Effect of humic constituents on the transformation of chlorinated phenols and anilines in the presence of oxidoreductive enzymes or birnessite

Chlorinated phenols and anilines are transformed and detoxified in soil through oxidative coupling reactions mediated by enzymes or metal oxides. The reactions may be influenced by humic constituents, such as syringaldehyde or catechol, that originate from lignin decomposition and are also subject to oxidative coupling. In this study, the effect of humic constituents on xenobiotic transformation was evaluated in vitro based on the determination of unreacted chlorophenols and chloroanilines.
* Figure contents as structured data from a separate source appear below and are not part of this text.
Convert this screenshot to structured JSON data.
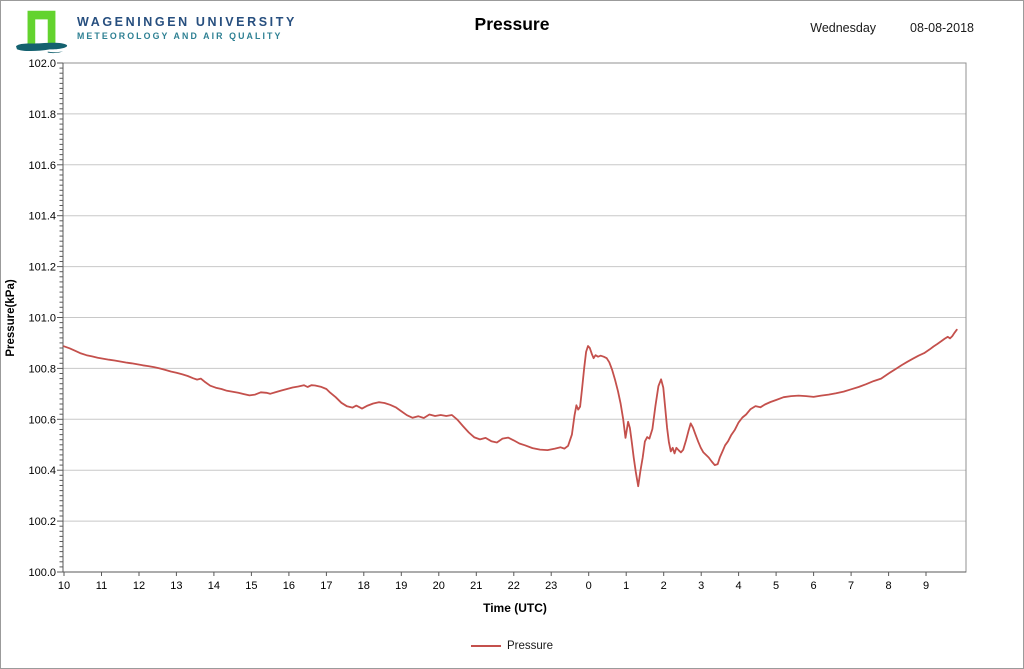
{
  "header": {
    "university_line1": "WAGENINGEN UNIVERSITY",
    "university_line2": "METEOROLOGY AND AIR QUALITY",
    "title": "Pressure",
    "weekday": "Wednesday",
    "date": "08-08-2018"
  },
  "legend": {
    "label": "Pressure"
  },
  "colors": {
    "line": "#c4504c",
    "grid": "#c8c8c8",
    "plot_border": "#909090",
    "axis": "#595959",
    "logo_green": "#63d32e",
    "logo_teal": "#14616f",
    "uni_text": "#274f7f",
    "uni_subtext": "#2e8093"
  },
  "chart_data": {
    "type": "line",
    "title": "Pressure",
    "xlabel": "Time (UTC)",
    "ylabel": "Pressure(kPa)",
    "ylim": [
      100.0,
      102.0
    ],
    "xlim_hours": [
      10,
      34.1
    ],
    "ytick_interval": 0.2,
    "ytick_minor": 0.02,
    "grid": "horizontal-major",
    "legend_position": "bottom-center",
    "y_tick_labels": [
      "102.0",
      "101.8",
      "101.6",
      "101.4",
      "101.2",
      "101.0",
      "100.8",
      "100.6",
      "100.4",
      "100.2",
      "100.0"
    ],
    "x_tick_labels": [
      "10",
      "11",
      "12",
      "13",
      "14",
      "15",
      "16",
      "17",
      "18",
      "19",
      "20",
      "21",
      "22",
      "23",
      "0",
      "1",
      "2",
      "3",
      "4",
      "5",
      "6",
      "7",
      "8",
      "9"
    ],
    "series": [
      {
        "name": "Pressure",
        "color": "#c4504c",
        "x_unit": "hours since first-day midnight (24+ = next day)",
        "points": [
          [
            10.0,
            100.887
          ],
          [
            10.15,
            100.879
          ],
          [
            10.3,
            100.869
          ],
          [
            10.45,
            100.859
          ],
          [
            10.6,
            100.852
          ],
          [
            10.75,
            100.847
          ],
          [
            10.9,
            100.842
          ],
          [
            11.05,
            100.838
          ],
          [
            11.2,
            100.834
          ],
          [
            11.35,
            100.831
          ],
          [
            11.5,
            100.827
          ],
          [
            11.65,
            100.823
          ],
          [
            11.8,
            100.82
          ],
          [
            11.95,
            100.816
          ],
          [
            12.1,
            100.812
          ],
          [
            12.25,
            100.809
          ],
          [
            12.4,
            100.805
          ],
          [
            12.55,
            100.8
          ],
          [
            12.7,
            100.794
          ],
          [
            12.85,
            100.788
          ],
          [
            13.0,
            100.783
          ],
          [
            13.15,
            100.777
          ],
          [
            13.3,
            100.77
          ],
          [
            13.45,
            100.761
          ],
          [
            13.55,
            100.756
          ],
          [
            13.65,
            100.76
          ],
          [
            13.75,
            100.748
          ],
          [
            13.9,
            100.732
          ],
          [
            14.05,
            100.724
          ],
          [
            14.2,
            100.719
          ],
          [
            14.35,
            100.712
          ],
          [
            14.5,
            100.708
          ],
          [
            14.65,
            100.704
          ],
          [
            14.8,
            100.699
          ],
          [
            14.95,
            100.694
          ],
          [
            15.1,
            100.697
          ],
          [
            15.25,
            100.706
          ],
          [
            15.4,
            100.704
          ],
          [
            15.5,
            100.7
          ],
          [
            15.65,
            100.707
          ],
          [
            15.8,
            100.713
          ],
          [
            15.95,
            100.719
          ],
          [
            16.1,
            100.725
          ],
          [
            16.25,
            100.729
          ],
          [
            16.4,
            100.734
          ],
          [
            16.5,
            100.727
          ],
          [
            16.6,
            100.734
          ],
          [
            16.7,
            100.733
          ],
          [
            16.85,
            100.728
          ],
          [
            17.0,
            100.719
          ],
          [
            17.1,
            100.705
          ],
          [
            17.25,
            100.687
          ],
          [
            17.4,
            100.665
          ],
          [
            17.55,
            100.651
          ],
          [
            17.7,
            100.646
          ],
          [
            17.8,
            100.654
          ],
          [
            17.95,
            100.642
          ],
          [
            18.1,
            100.654
          ],
          [
            18.25,
            100.662
          ],
          [
            18.4,
            100.667
          ],
          [
            18.55,
            100.664
          ],
          [
            18.7,
            100.657
          ],
          [
            18.85,
            100.647
          ],
          [
            19.0,
            100.632
          ],
          [
            19.15,
            100.616
          ],
          [
            19.3,
            100.606
          ],
          [
            19.45,
            100.612
          ],
          [
            19.6,
            100.605
          ],
          [
            19.75,
            100.619
          ],
          [
            19.9,
            100.613
          ],
          [
            20.05,
            100.617
          ],
          [
            20.2,
            100.613
          ],
          [
            20.35,
            100.617
          ],
          [
            20.5,
            100.598
          ],
          [
            20.65,
            100.572
          ],
          [
            20.8,
            100.548
          ],
          [
            20.95,
            100.529
          ],
          [
            21.1,
            100.521
          ],
          [
            21.25,
            100.527
          ],
          [
            21.4,
            100.514
          ],
          [
            21.55,
            100.509
          ],
          [
            21.7,
            100.524
          ],
          [
            21.85,
            100.528
          ],
          [
            22.0,
            100.517
          ],
          [
            22.15,
            100.505
          ],
          [
            22.3,
            100.498
          ],
          [
            22.5,
            100.487
          ],
          [
            22.7,
            100.481
          ],
          [
            22.9,
            100.479
          ],
          [
            23.1,
            100.485
          ],
          [
            23.25,
            100.49
          ],
          [
            23.35,
            100.485
          ],
          [
            23.45,
            100.496
          ],
          [
            23.55,
            100.54
          ],
          [
            23.62,
            100.615
          ],
          [
            23.67,
            100.655
          ],
          [
            23.72,
            100.638
          ],
          [
            23.77,
            100.65
          ],
          [
            23.82,
            100.718
          ],
          [
            23.88,
            100.802
          ],
          [
            23.93,
            100.865
          ],
          [
            23.98,
            100.888
          ],
          [
            24.03,
            100.88
          ],
          [
            24.08,
            100.858
          ],
          [
            24.13,
            100.84
          ],
          [
            24.18,
            100.852
          ],
          [
            24.25,
            100.846
          ],
          [
            24.32,
            100.85
          ],
          [
            24.4,
            100.846
          ],
          [
            24.48,
            100.84
          ],
          [
            24.55,
            100.824
          ],
          [
            24.62,
            100.796
          ],
          [
            24.7,
            100.756
          ],
          [
            24.78,
            100.71
          ],
          [
            24.85,
            100.662
          ],
          [
            24.92,
            100.6
          ],
          [
            24.98,
            100.527
          ],
          [
            25.05,
            100.59
          ],
          [
            25.1,
            100.566
          ],
          [
            25.15,
            100.51
          ],
          [
            25.2,
            100.45
          ],
          [
            25.26,
            100.39
          ],
          [
            25.32,
            100.337
          ],
          [
            25.38,
            100.397
          ],
          [
            25.44,
            100.45
          ],
          [
            25.5,
            100.513
          ],
          [
            25.56,
            100.53
          ],
          [
            25.62,
            100.524
          ],
          [
            25.7,
            100.562
          ],
          [
            25.78,
            100.652
          ],
          [
            25.86,
            100.73
          ],
          [
            25.93,
            100.757
          ],
          [
            25.99,
            100.724
          ],
          [
            26.04,
            100.645
          ],
          [
            26.09,
            100.566
          ],
          [
            26.14,
            100.51
          ],
          [
            26.19,
            100.474
          ],
          [
            26.24,
            100.488
          ],
          [
            26.29,
            100.466
          ],
          [
            26.34,
            100.488
          ],
          [
            26.4,
            100.478
          ],
          [
            26.46,
            100.47
          ],
          [
            26.52,
            100.48
          ],
          [
            26.6,
            100.52
          ],
          [
            26.66,
            100.553
          ],
          [
            26.72,
            100.584
          ],
          [
            26.78,
            100.568
          ],
          [
            26.85,
            100.54
          ],
          [
            26.92,
            100.512
          ],
          [
            26.99,
            100.488
          ],
          [
            27.06,
            100.47
          ],
          [
            27.13,
            100.46
          ],
          [
            27.2,
            100.45
          ],
          [
            27.28,
            100.434
          ],
          [
            27.36,
            100.42
          ],
          [
            27.44,
            100.424
          ],
          [
            27.5,
            100.451
          ],
          [
            27.57,
            100.474
          ],
          [
            27.64,
            100.498
          ],
          [
            27.72,
            100.514
          ],
          [
            27.8,
            100.537
          ],
          [
            27.9,
            100.559
          ],
          [
            28.0,
            100.588
          ],
          [
            28.1,
            100.607
          ],
          [
            28.2,
            100.619
          ],
          [
            28.32,
            100.64
          ],
          [
            28.45,
            100.652
          ],
          [
            28.58,
            100.647
          ],
          [
            28.7,
            100.658
          ],
          [
            28.85,
            100.668
          ],
          [
            29.0,
            100.676
          ],
          [
            29.2,
            100.687
          ],
          [
            29.4,
            100.691
          ],
          [
            29.6,
            100.693
          ],
          [
            29.8,
            100.691
          ],
          [
            30.0,
            100.688
          ],
          [
            30.2,
            100.693
          ],
          [
            30.4,
            100.697
          ],
          [
            30.6,
            100.702
          ],
          [
            30.8,
            100.709
          ],
          [
            31.0,
            100.718
          ],
          [
            31.2,
            100.727
          ],
          [
            31.4,
            100.738
          ],
          [
            31.6,
            100.75
          ],
          [
            31.8,
            100.76
          ],
          [
            32.0,
            100.78
          ],
          [
            32.2,
            100.799
          ],
          [
            32.35,
            100.813
          ],
          [
            32.5,
            100.826
          ],
          [
            32.65,
            100.838
          ],
          [
            32.8,
            100.85
          ],
          [
            32.95,
            100.86
          ],
          [
            33.1,
            100.875
          ],
          [
            33.2,
            100.886
          ],
          [
            33.3,
            100.896
          ],
          [
            33.4,
            100.906
          ],
          [
            33.5,
            100.917
          ],
          [
            33.58,
            100.924
          ],
          [
            33.64,
            100.918
          ],
          [
            33.7,
            100.927
          ],
          [
            33.76,
            100.94
          ],
          [
            33.82,
            100.952
          ]
        ]
      }
    ]
  }
}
In experiments with peroxidase, laccase, and birnessite (delta-MnO2), the transformation of most chlorophenols was considerably enhanced by the addition of syringaldehyde. Less enhancement was observed using 4-hydroxybenzoic acid, and the addition of catechol resulted in a reduction of most transformations. The opposite was observed in experiments with tyrosinase, in which case catechol caused considerable enhancement of chlorophenol transformation. The varying effect of catechol can be explained by different transformation mechanisms involving either o-quinone coupling (with tyrosinase) or free radical coupling (with peroxidase, laccase, or birnessite). Regardless of the agent used to mediate the reactions, chloroanilines seemed to undergo nucleophilic addition to quinone oligomers, which resulted from coupling of the humic constituents. Catechol, which readily forms quinones and quinone oligomers, was most efficient in enhancing these reactions.